We had supplies though - remember that pie we bought in Melton Mowbray - and I'd commissioned MOH to make a flask of tea using the in-room tea and coffee making facilities. That it seemed gave him some trouble, when he dropped the spoon into the flask so cue lots of comedy moments and not much help from me!

 OUR ROUTE FOR DAY 2

OUR ROUTE FOR DAY 2

We paused for a last look at Scalford Hall as we cycled down the sweeping gravel drive, this time with fresh legs and it was no easier to be honest. It's a lovely looking place and the staff here couldn't do enough for us, and they all seemed to know we'd arrived by bike!

scalford hall hotel

The hotel is set in eight acres of landscaped gardens and they bill themselves as providing "a refreshing change from contemporary venues" and it certainly had more character (in a good way) than some of the modern and purpose-built hotels we've stayed in.

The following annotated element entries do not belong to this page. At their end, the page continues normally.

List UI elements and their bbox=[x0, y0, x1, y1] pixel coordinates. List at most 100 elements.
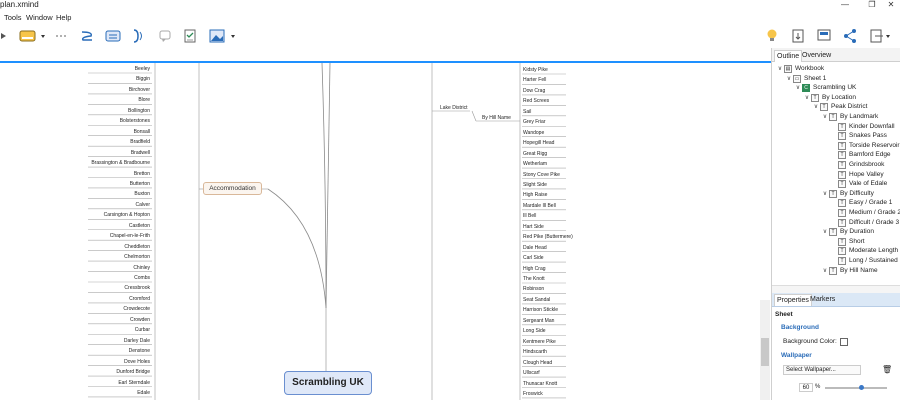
right-leaf-topic[interactable]: Stony Cove Pike bbox=[523, 172, 560, 178]
expand-toggle-icon[interactable]: ∨ bbox=[822, 112, 828, 122]
outline-row[interactable]: T Kinder Downfall bbox=[772, 122, 900, 132]
right-leaf-topic[interactable]: High Raise bbox=[523, 192, 547, 198]
outline-row[interactable]: ∨ T By Difficulty bbox=[772, 189, 900, 199]
left-leaf-topic[interactable]: Combs bbox=[134, 275, 150, 281]
left-leaf-topic[interactable]: Biggin bbox=[136, 76, 150, 82]
right-leaf-topic[interactable]: Hart Side bbox=[523, 224, 544, 230]
menu-tools[interactable]: Tools bbox=[4, 12, 22, 24]
left-leaf-topic[interactable]: Chelmorton bbox=[124, 254, 150, 260]
right-leaf-topic[interactable]: Clough Head bbox=[523, 360, 552, 366]
right-leaf-topic[interactable]: Long Side bbox=[523, 328, 546, 334]
opacity-slider[interactable] bbox=[825, 387, 887, 389]
expand-toggle-icon[interactable]: ∨ bbox=[822, 189, 828, 199]
more-icon[interactable] bbox=[54, 27, 68, 45]
right-leaf-topic[interactable]: Dale Head bbox=[523, 245, 547, 251]
expand-toggle-icon[interactable] bbox=[831, 246, 837, 256]
tab-overview[interactable]: Overview bbox=[800, 50, 833, 62]
left-leaf-topic[interactable]: Buxton bbox=[134, 191, 150, 197]
outline-row[interactable]: ∨ T By Hill Name bbox=[772, 266, 900, 276]
outline-row[interactable]: T Snakes Pass bbox=[772, 131, 900, 141]
right-leaf-topic[interactable]: Hopegill Head bbox=[523, 140, 554, 146]
right-leaf-topic[interactable]: Dow Crag bbox=[523, 88, 545, 94]
left-leaf-topic[interactable]: Bolsterstones bbox=[120, 118, 150, 124]
left-leaf-topic[interactable]: Crowdecote bbox=[123, 306, 150, 312]
scrollbar-thumb[interactable] bbox=[761, 338, 769, 366]
image-icon[interactable] bbox=[209, 27, 237, 45]
menu-help[interactable]: Help bbox=[56, 12, 71, 24]
expand-toggle-icon[interactable]: ∨ bbox=[813, 102, 819, 112]
right-leaf-topic[interactable]: Harrison Stickle bbox=[523, 307, 558, 313]
expand-toggle-icon[interactable] bbox=[831, 150, 837, 160]
outline-row[interactable]: T Grindsbrook bbox=[772, 160, 900, 170]
outline-row[interactable]: ∨ T By Landmark bbox=[772, 112, 900, 122]
outline-row[interactable]: T Easy / Grade 1 bbox=[772, 198, 900, 208]
right-leaf-topic[interactable]: Red Screes bbox=[523, 98, 549, 104]
expand-toggle-icon[interactable] bbox=[831, 170, 837, 180]
tab-properties[interactable]: Properties bbox=[774, 294, 812, 306]
expand-toggle-icon[interactable]: ∨ bbox=[777, 64, 783, 74]
outline-row[interactable]: T Hope Valley bbox=[772, 170, 900, 180]
left-leaf-topic[interactable]: Curbar bbox=[135, 327, 150, 333]
right-leaf-topic[interactable]: Kentmere Pike bbox=[523, 339, 556, 345]
left-leaf-topic[interactable]: Bradfield bbox=[130, 139, 150, 145]
right-leaf-topic[interactable]: Grey Friar bbox=[523, 119, 546, 125]
by-hill-name-topic[interactable]: By Hill Name bbox=[482, 115, 511, 121]
expand-toggle-icon[interactable] bbox=[831, 131, 837, 141]
play-icon[interactable] bbox=[0, 27, 8, 45]
presentation-icon[interactable] bbox=[817, 27, 831, 45]
outline-row[interactable]: T Short bbox=[772, 237, 900, 247]
relationship-icon[interactable] bbox=[79, 27, 95, 45]
minimize-button[interactable]: — bbox=[834, 0, 856, 12]
expand-toggle-icon[interactable]: ∨ bbox=[822, 266, 828, 276]
left-leaf-topic[interactable]: Crowden bbox=[130, 317, 150, 323]
left-leaf-topic[interactable]: Bradwell bbox=[131, 150, 150, 156]
left-leaf-topic[interactable]: Earl Sterndale bbox=[118, 380, 150, 386]
right-leaf-topic[interactable]: Harter Fell bbox=[523, 77, 546, 83]
right-leaf-topic[interactable]: Slight Side bbox=[523, 182, 547, 188]
left-leaf-topic[interactable]: Calver bbox=[136, 202, 150, 208]
expand-toggle-icon[interactable] bbox=[831, 160, 837, 170]
expand-toggle-icon[interactable]: ∨ bbox=[804, 93, 810, 103]
outline-row[interactable]: T Long / Sustained bbox=[772, 256, 900, 266]
select-wallpaper-dropdown[interactable]: Select Wallpaper... bbox=[783, 365, 861, 375]
background-color-swatch[interactable] bbox=[840, 338, 848, 346]
outline-row[interactable]: T Medium / Grade 2 bbox=[772, 208, 900, 218]
left-leaf-topic[interactable]: Carsington & Hopton bbox=[104, 212, 150, 218]
right-leaf-topic[interactable]: Hindscarth bbox=[523, 349, 547, 355]
left-leaf-topic[interactable]: Denstone bbox=[129, 348, 150, 354]
outline-row[interactable]: ∨ C Scrambling UK bbox=[772, 83, 900, 93]
left-leaf-topic[interactable]: Cheddleton bbox=[124, 244, 150, 250]
tab-outline[interactable]: Outline bbox=[774, 50, 803, 62]
left-leaf-topic[interactable]: Bretton bbox=[134, 171, 150, 177]
boundary-icon[interactable] bbox=[104, 27, 122, 45]
expand-toggle-icon[interactable] bbox=[831, 198, 837, 208]
share-icon[interactable] bbox=[843, 27, 857, 45]
expand-toggle-icon[interactable] bbox=[831, 256, 837, 266]
menu-window[interactable]: Window bbox=[26, 12, 53, 24]
mind-map-canvas[interactable]: Beeley Biggin Birchover Blore Bollington Bols… bbox=[0, 63, 771, 400]
right-leaf-topic[interactable]: High Crag bbox=[523, 266, 546, 272]
right-leaf-topic[interactable]: Thunacar Knott bbox=[523, 381, 557, 387]
right-leaf-topic[interactable]: Wetherlam bbox=[523, 161, 547, 167]
left-leaf-topic[interactable]: Dunford Bridge bbox=[116, 369, 150, 375]
outline-row[interactable]: T Moderate Length bbox=[772, 246, 900, 256]
outline-row[interactable]: ∨ T Peak District bbox=[772, 102, 900, 112]
callout-icon[interactable] bbox=[158, 27, 172, 45]
expand-toggle-icon[interactable] bbox=[831, 179, 837, 189]
left-leaf-topic[interactable]: Beeley bbox=[135, 66, 150, 72]
outline-row[interactable]: ∨ ▭ Sheet 1 bbox=[772, 74, 900, 84]
right-leaf-topic[interactable]: Carl Side bbox=[523, 255, 544, 261]
left-leaf-topic[interactable]: Blore bbox=[138, 97, 150, 103]
left-leaf-topic[interactable]: Butterton bbox=[130, 181, 150, 187]
right-leaf-topic[interactable]: Froswick bbox=[523, 391, 543, 397]
expand-toggle-icon[interactable] bbox=[831, 141, 837, 151]
central-topic[interactable]: Scrambling UK bbox=[284, 371, 372, 395]
right-leaf-topic[interactable]: Mardale Ill Bell bbox=[523, 203, 556, 209]
right-leaf-topic[interactable]: Robinson bbox=[523, 286, 544, 292]
tab-markers[interactable]: Markers bbox=[808, 294, 837, 306]
canvas-scrollbar[interactable] bbox=[760, 300, 770, 400]
opacity-input[interactable]: 60 bbox=[799, 383, 813, 392]
right-leaf-topic[interactable]: Sergeant Man bbox=[523, 318, 554, 324]
left-leaf-topic[interactable]: Cromford bbox=[129, 296, 150, 302]
idea-icon[interactable] bbox=[766, 27, 778, 45]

It was built around 1900 as a weekend hunting lodge by Major Mann Thompson, a close friend of Edward VIII and it's rumoured that the King would regularly visit with Mrs Simpson and it's where they conducted a large part of their scandalous courtship. The soon to abdicate King gave Major Thompson and ornate fireplace as a gift which still remains at Scalford Hall.

Later in 1944, Colonel Colman who sounds like a character straight of the Cluedo board, but is in fact a member of the family behind the famous mustard of the same name, bought the hall and lived here until his death in the late 1960s.

So quite a place.

We cycle back along the way we'd come yesterday and much to our delight we cycled back past the sheep, who were once again pleased to see us. This time we stopped and took some photos, this one is still making me smile as it's as if they're posing but in all probability they're just wondering where the food is.

our sheep escort

How can those faces not make you smile?

On the other side of us the horse wandered over, again no doubt to check out the food situation - and all of them were disappointed - there was no way I was sharing my pork pie, or treacle tart with these guys. The little pony was braver and got closer to us and proceeded to show us his best side, or so we thought...

horse in a field
pony side view
smiling pony

Just as I was putting the camera away I looked up and spotted this smile!

And while we could have spent much more time here being amused by these animals, we also had quite a distance to cover so we literally got on our bikes and headed off. There were the pretty villages again and soon we found ourselves back at the lock and the towpath. 

Our challenge was to find the disused railway line which would take us onwards to Newark on Trent Thankfully a jogger jogged past above us and we were able to spot where we should be. It was a misty and chilly day and our plan was to find a bench and tuck into our lunch and have a well deserved cup of tea.

bunny hole tunnel
Pork pie and a flask of tea
pork pie

The pie was just as good as we hoped it would be, and the restorative tea did it's job too and we were back on our way. 

The route was easy to follow - we were on National Cycle Route 64 - until the path was closed. Very closed. No pictures for some reason, I was clearly more concerned about navigating our way past the closed path. We headed off and along our favoured detour only to find ourselves on the edge of some major roadworks. With advice from the banksman we retraced our tracks and onto his suggested route - we realised we weren't far from the town when his directions included a large supermarket, so that was pleasing.

In the end we skirted around the closure and found our way back onto the cycle route and then by chance we were at Barmby Gate where we knew we needed to turn left. Quite vague directions but they worked and we cycled up over the A1, across a level crossing and onto our Farm Stay, where we were able to let ourselves in and have that all important first cup of tea!

Our route in the end was just shy of 35 miles (or 56 km) which is definitely my longest cycle ever (so far!)